Here are a couple of CSS3 techniques that can help you format lists and tables, especially if your site tends to have long lists and you don't like using traditional bullets. The problem with long lists is that they become monotonous rather quickly. Hopefully, a bit of CSS3 will help improve the style of the list.

The CSS3 E:nth-child(n) Pseudo-Class

This article will explore possible uses of the E:nth-child(n) pseudo-class. What is a pseudo-class, you ask? W3schools.com provides this definition, "CSS pseudo-classes are used to add special effects to some selectors." These pseudo-classes are not vendor specific and there are 16 of them listed in the latest W3C spec. The code in this article does work with the latest versions of Firefox, Chrome and Internet Explorer.
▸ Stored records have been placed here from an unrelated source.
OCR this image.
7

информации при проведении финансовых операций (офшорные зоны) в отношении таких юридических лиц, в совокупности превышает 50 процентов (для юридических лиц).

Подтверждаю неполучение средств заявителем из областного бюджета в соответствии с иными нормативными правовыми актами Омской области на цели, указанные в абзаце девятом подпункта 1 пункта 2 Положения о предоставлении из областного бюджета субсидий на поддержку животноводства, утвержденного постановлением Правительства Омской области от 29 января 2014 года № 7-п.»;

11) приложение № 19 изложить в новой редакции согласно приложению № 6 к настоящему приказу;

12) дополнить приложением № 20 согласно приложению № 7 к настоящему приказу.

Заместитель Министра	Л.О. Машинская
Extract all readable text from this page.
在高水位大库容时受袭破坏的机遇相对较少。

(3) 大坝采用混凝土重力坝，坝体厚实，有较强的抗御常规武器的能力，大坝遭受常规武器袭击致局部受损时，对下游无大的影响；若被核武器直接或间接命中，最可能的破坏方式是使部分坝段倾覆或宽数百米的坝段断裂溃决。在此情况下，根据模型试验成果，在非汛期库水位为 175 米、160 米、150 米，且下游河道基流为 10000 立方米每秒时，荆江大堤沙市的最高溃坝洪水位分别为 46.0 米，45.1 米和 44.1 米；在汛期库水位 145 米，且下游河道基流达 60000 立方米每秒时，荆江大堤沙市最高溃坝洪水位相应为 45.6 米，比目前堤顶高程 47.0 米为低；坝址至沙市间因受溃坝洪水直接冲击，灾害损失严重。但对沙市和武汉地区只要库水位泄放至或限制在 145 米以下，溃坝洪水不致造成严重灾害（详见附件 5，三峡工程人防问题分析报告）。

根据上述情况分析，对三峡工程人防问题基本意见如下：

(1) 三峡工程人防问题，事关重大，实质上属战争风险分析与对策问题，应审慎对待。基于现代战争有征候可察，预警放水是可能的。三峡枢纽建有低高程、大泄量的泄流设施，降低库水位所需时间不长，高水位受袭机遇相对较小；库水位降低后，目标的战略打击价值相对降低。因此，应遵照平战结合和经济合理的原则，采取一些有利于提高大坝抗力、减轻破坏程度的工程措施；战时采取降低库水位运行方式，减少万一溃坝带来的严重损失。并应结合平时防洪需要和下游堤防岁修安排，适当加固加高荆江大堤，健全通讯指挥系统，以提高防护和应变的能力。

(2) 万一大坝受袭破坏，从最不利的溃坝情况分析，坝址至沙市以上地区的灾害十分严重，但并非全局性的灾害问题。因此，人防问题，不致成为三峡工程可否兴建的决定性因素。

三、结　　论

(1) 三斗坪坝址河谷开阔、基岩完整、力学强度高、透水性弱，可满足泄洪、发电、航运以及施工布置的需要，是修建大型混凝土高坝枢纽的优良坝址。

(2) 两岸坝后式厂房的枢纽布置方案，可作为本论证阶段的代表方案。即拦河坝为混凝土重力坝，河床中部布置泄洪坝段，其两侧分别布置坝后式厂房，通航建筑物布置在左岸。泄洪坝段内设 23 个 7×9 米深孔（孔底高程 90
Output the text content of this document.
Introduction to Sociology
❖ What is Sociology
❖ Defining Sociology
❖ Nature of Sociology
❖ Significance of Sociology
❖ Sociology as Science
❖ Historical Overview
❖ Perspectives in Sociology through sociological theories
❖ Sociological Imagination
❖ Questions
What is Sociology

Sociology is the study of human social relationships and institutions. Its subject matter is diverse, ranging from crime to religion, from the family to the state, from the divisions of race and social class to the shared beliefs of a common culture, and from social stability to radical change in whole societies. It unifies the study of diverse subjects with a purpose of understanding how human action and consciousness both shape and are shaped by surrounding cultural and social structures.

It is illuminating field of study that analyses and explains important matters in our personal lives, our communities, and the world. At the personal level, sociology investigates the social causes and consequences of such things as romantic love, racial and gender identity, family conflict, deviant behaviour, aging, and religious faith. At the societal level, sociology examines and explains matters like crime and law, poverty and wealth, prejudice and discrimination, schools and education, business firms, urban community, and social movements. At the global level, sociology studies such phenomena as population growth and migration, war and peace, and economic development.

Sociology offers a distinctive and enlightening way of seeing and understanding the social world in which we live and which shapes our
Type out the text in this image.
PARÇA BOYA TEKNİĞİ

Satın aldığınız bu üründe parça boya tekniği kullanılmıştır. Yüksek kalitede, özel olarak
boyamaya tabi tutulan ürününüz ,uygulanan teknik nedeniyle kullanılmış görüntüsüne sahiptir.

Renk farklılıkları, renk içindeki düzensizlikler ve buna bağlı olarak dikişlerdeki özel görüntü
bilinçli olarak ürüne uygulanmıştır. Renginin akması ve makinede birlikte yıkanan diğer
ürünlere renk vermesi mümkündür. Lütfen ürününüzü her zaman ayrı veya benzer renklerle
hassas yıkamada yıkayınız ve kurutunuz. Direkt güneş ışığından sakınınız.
Let's start by adding background colors to every other item in a long bullet list. Here's how the bullet list looks like without the bullets:

 

As you can see, the list runs together without any style or form. Let's see if adding a background color to every odd item helps improve the aesthetics. In your CSS, use this:


ul li:nth-child(odd) {
background-color: #999;
color: #fff; }

This only formats the odd rows. You'll immediately notice that you'll still have bullets on the even rows. That is easily solved by adding this:


ul li:nth-child(even) {
background-color: #777;
color: #fff; }

Now your list looks like this:

Image 2


It's up to you to decide on colors and fonts. You can apply the same formatting techniques to tables like this:


table tr:nth-child(even) {
background-color: #777;
color: #fff; }

So, your table can go from this:

Image 3

To this:

Image 4

You can also single out a single item in a list or table by doing this:


table tr:nth-child(3) {
background-color: #777;
color: #fff; }

And you get this:

Image 5

The possibilities on how you use this are pretty open. You can even use some complex math to determine which rows are formatted and which are not. This article should provide a good starting point for you to use pseudo-classes and CSS3.